Accès à l'université, droit de vote, congé parental : ces pays sont précurseurs
Le communisme a eu du bon
Du côté des États Baltes, la situation est différente puisque ces pays ont longtemps fait partie intégrante de l’URSS. Si l’ancienne superpuissance et les Républiques socialistes placées sous son contrôle n’ont jamais brillé par leur vitalité démocratique, reconnaissons leur un mérite : inciter tout le monde à faire des études sans distinction de sexe. Par rapport à certaines régions du globe, le vivier de femmes en capacité d’accéder aux responsabilités est donc plus haut qu’ailleurs. Du reste, nombre d'anciens pays placés à l’est du rideau de fer ont eu, ou ont toujours, une femme à leur tête : Ukraine, Moldavie, Géorgie ou encore Slovaquie. Mentionnons également la biélorusse Svetlana Tikhanovskaia, figure principale de l’opposition à l’inamovible président Loukachenko.
Peu de machisme
La présence de femmes aux postes de direction est donc ancienne dans ces contrées. Et lorsque des propos machistes ou sexistes éclatent, toute la population fait corps pour leur faire barrage. Sanna Marin peut en témoigner. En octobre 2020, le magazine Trendi s’en prend à sa gestion de la pandémine de Covid-19, ce qui, en démocratie est tout à fait concevable. Ce qui l’est moins, en revanche, c’est de s’attaquer à son décolleté et d’insinuer que la dirigeante préfère jouer les mannequins que combattre la crise sanitaire. Le tollé suscité par l’article et le soutien apporté à la dirigeante (tous bords politiques confondus) montrent que, si les préjugés demeurent, ils sont résiduels et quasi unanimement rejetés.
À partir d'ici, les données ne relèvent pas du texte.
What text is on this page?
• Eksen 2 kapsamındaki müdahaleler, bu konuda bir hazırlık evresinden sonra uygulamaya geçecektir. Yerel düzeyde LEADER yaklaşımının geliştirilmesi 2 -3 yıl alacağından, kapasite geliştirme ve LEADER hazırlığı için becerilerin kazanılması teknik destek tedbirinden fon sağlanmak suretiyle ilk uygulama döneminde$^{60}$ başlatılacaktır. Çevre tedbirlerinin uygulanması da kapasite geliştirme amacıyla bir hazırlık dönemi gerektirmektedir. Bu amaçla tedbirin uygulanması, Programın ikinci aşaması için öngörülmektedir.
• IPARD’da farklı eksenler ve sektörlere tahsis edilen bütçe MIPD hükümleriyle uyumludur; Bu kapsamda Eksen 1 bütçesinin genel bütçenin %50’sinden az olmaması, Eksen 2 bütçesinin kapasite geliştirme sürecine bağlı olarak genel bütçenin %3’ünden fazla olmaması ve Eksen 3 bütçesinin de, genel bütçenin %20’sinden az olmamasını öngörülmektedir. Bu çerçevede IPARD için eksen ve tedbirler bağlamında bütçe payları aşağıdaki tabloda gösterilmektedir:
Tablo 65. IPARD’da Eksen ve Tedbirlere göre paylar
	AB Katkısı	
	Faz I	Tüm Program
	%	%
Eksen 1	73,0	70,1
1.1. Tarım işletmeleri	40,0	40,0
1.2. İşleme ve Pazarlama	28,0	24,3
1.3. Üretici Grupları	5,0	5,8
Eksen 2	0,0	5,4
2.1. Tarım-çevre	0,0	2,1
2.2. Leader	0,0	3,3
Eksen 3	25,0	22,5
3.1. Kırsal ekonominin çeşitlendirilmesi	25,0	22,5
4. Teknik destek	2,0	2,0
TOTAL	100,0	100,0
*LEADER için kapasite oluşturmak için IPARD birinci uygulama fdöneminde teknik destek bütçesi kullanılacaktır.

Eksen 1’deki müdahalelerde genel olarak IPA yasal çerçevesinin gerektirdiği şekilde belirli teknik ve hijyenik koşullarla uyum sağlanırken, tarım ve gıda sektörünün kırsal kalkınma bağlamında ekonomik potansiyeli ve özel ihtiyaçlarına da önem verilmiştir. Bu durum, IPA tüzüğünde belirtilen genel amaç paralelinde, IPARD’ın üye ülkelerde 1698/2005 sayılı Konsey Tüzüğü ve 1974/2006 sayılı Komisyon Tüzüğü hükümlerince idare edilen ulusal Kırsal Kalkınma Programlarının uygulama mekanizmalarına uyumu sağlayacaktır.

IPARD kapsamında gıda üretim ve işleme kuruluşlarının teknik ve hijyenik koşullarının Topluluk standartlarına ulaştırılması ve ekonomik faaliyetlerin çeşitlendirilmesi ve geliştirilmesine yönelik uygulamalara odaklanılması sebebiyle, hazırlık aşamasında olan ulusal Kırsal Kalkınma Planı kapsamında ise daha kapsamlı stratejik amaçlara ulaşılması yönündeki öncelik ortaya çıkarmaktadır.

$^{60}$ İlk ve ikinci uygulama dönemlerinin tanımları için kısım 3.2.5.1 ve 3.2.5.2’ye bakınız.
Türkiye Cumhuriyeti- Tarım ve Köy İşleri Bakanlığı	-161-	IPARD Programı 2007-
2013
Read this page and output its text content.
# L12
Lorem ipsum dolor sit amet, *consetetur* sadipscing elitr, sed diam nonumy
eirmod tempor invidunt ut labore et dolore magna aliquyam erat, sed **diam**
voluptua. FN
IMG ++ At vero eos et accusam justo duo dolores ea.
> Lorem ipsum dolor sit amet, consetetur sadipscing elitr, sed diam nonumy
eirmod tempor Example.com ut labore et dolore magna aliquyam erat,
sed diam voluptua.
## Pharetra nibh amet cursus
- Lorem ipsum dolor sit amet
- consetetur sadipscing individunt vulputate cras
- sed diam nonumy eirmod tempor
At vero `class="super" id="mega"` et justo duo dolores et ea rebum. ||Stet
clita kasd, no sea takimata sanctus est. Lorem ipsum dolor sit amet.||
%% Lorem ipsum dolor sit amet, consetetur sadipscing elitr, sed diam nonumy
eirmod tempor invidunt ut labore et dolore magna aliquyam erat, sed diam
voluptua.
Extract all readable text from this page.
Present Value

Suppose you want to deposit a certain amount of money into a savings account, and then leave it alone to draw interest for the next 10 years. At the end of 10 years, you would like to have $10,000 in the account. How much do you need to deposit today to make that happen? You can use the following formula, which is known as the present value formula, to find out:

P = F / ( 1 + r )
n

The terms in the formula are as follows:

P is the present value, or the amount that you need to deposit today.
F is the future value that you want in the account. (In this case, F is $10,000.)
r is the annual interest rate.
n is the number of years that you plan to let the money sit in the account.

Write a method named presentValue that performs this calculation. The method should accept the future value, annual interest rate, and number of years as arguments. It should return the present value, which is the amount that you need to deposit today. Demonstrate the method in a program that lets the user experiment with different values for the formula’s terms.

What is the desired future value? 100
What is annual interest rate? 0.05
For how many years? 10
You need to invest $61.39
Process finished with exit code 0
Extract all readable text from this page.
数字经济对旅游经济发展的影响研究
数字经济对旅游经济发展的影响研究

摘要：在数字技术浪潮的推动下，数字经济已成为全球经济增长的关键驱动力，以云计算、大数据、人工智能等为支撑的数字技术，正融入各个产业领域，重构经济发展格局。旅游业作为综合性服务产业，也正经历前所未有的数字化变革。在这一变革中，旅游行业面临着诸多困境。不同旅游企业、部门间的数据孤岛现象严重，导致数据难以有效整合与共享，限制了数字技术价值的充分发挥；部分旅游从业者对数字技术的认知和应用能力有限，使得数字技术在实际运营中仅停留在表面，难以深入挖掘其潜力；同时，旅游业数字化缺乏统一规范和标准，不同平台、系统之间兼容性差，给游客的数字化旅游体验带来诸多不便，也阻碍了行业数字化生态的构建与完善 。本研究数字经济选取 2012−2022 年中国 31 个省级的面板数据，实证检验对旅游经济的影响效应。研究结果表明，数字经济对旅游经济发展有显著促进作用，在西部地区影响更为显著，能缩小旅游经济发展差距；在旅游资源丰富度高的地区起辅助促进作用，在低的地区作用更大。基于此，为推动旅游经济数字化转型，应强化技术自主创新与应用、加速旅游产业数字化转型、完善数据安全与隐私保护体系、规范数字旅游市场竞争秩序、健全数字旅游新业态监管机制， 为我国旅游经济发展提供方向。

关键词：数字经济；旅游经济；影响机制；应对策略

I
75% des gouvernements scandinaves et baltes sont dirigés par des femmes contre 11% à l'échelle mondiale
Du côté des pays Baltes, nous en sommes réduits à la spéculation. En avril 2019, la présidente Kersti Kaljulaid (oui en Estonie, la présidence est aussi occupée par une femme) charge Kaja Kallas de former un gouvernement. Contre toute attente, elle échoue, la faute, selon elle à "un ego masculin des dirigeants centristes et conservateurs" qui "s’accrochent à leurs postes, plutôt que de respecter leur promesse de ne jamais s’allier avec l’extrême droite". Le facteur "genre" est peut-être à prendre en compte, mais il n’explique pas pourquoi certaines députées n’ont pas voulu de son alliance.
Et ailleurs ?
Toutefois, la montée en puissance des femmes politiques dans ces contrées septentrionales se poursuit et contraste avec le reste du monde. Le dernier rapport Gender Gap du World Economic Forum est sans appel. Seuls 22 pays sur 193 ont une femme à la tête de leur exécutif soit 11%. Petite lueur d’espoir, elles sont 21% à occuper un poste de ministre. C’est statistique, les ministres d’aujourd’hui sont souvent à la tête des gouvernements de demain. Mais la route est longue puisque, selon les projections du World Economic Forum, il faudrait attendre encore deux siècles pour obtenir une parité parfaite parmi les leaders politiques. D’une certaine manière, Scandinaves et Baltes ont donc plusieurs siècles d’avance. De quoi flatter l’orgueil de peuples réputés sobres et peu sujets à la vantardise.